Um grupo de sapos profetiza que choverá por 40 dias e 40 noites. Em meio a esse dilúvio, sobram dois adultos, duas crianças e muitos bichos à deriva. Para a sobrevivência de todos, os animais terão de abrir mão de seus instintos até segunda ordem.
20/04/2005
A Bíblia e George Orwell se encontram nesse desenho que foge dos padrões hollywoodianos, não só pela técnica de animação, mas também pela temática. Por isso, o simpático e interessante A Profecia dos Sapos é uma obra difícil de se vender, parado demais para as crianças, e intelectual demais para um público acostumado a ver Robôs. Talvez tivesse uma vida útil maior se fosse lançado diretamente em home entertainment.
Se a distribuidora do filme, Pandora, estiver esperando o mesmo sucesso que obteve com a também animação francesa As Bicicletas de Belleville (que ficou um ano em cartaz em São Paulo), talvez vá se decepcionar. Não que A Profecia dos Sapos seja ruim, mas é difícil imaginar esse filme despertando interesse do grande público.

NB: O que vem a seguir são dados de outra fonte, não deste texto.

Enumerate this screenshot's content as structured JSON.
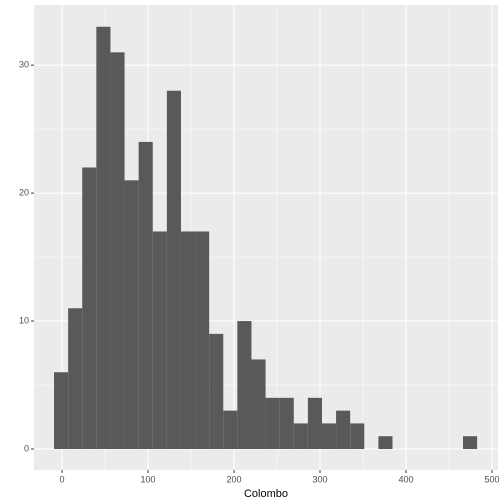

Uma família nada convencional, moradora de uma fazenda, é o ponto de partida do roteiro. Tom é um garoto que perdeu os pais na guerra. Desde então, foi adotado por um velho marinheiro balofo a quem chama de Vovô, e a mulher dele, uma negra oriunda de uma colônia francesa, a quem chama de Mamãe. Quando um casal de amigos responsável pelo zoológico viaja, eles deixam a menina Lili para o casal tomar conta.
Os sapos da lagoa contam para as duas crianças que pressentem uma chuva de 40 dias e 40 noites. Graças às suas características, os anfíbios confessam que são os únicos que poderão sobreviver à inundação. Mas isso não impede o velho marinheiro de salvar os animais do zôo e, com os outros três humanos, se refugiar numa espécie de torre da fazenda, que fica à deriva durante o dilúvio e depois também, esperando pela água baixar.
Diferente dos animais da Disney, os animais desse filme também são fofinhos e falantes, mas agem e pensam mais como animais do que como humanos. A primeira grande dificuldade que os humanos vão enfrentar é impedir que os carnívoros, como o tigre e o leão, se alimentem dos outros, como as galinhas e leitões, as presas mais cobiçadas.
Alimentando a todos com batatas, o velho marujo consegue estabelecer uma sociedade igualitária entre os humanos e a bicharada – suspendendo as leis da natureza até segunda ordem. Essa utopia socialista vai bem até o aparecimento de um elemento estranho, que coloca o caos nessa ordem ao tomar o poder.
Essa fábula política – com ecos da Revolução dos Bichos, do escritor inglês George Orwell – só poderia ter sido concebida pelo cinema europeu. O filme mostra coisas que uma típica animação norte-americana jamais mostraria, como dois insetos copulando ou os genitais de um animal. Claro que nada beira a vulgaridade, e tem uma raison d’être, nesse filme francês.
Longe da histeria e perfeccionismo de filmes como Os Incríveis, essa arca de Noé contemporânea é uma animação cartunesca e artesanal, que talvez custe a encontrar o seu público, mas pode ser descoberta.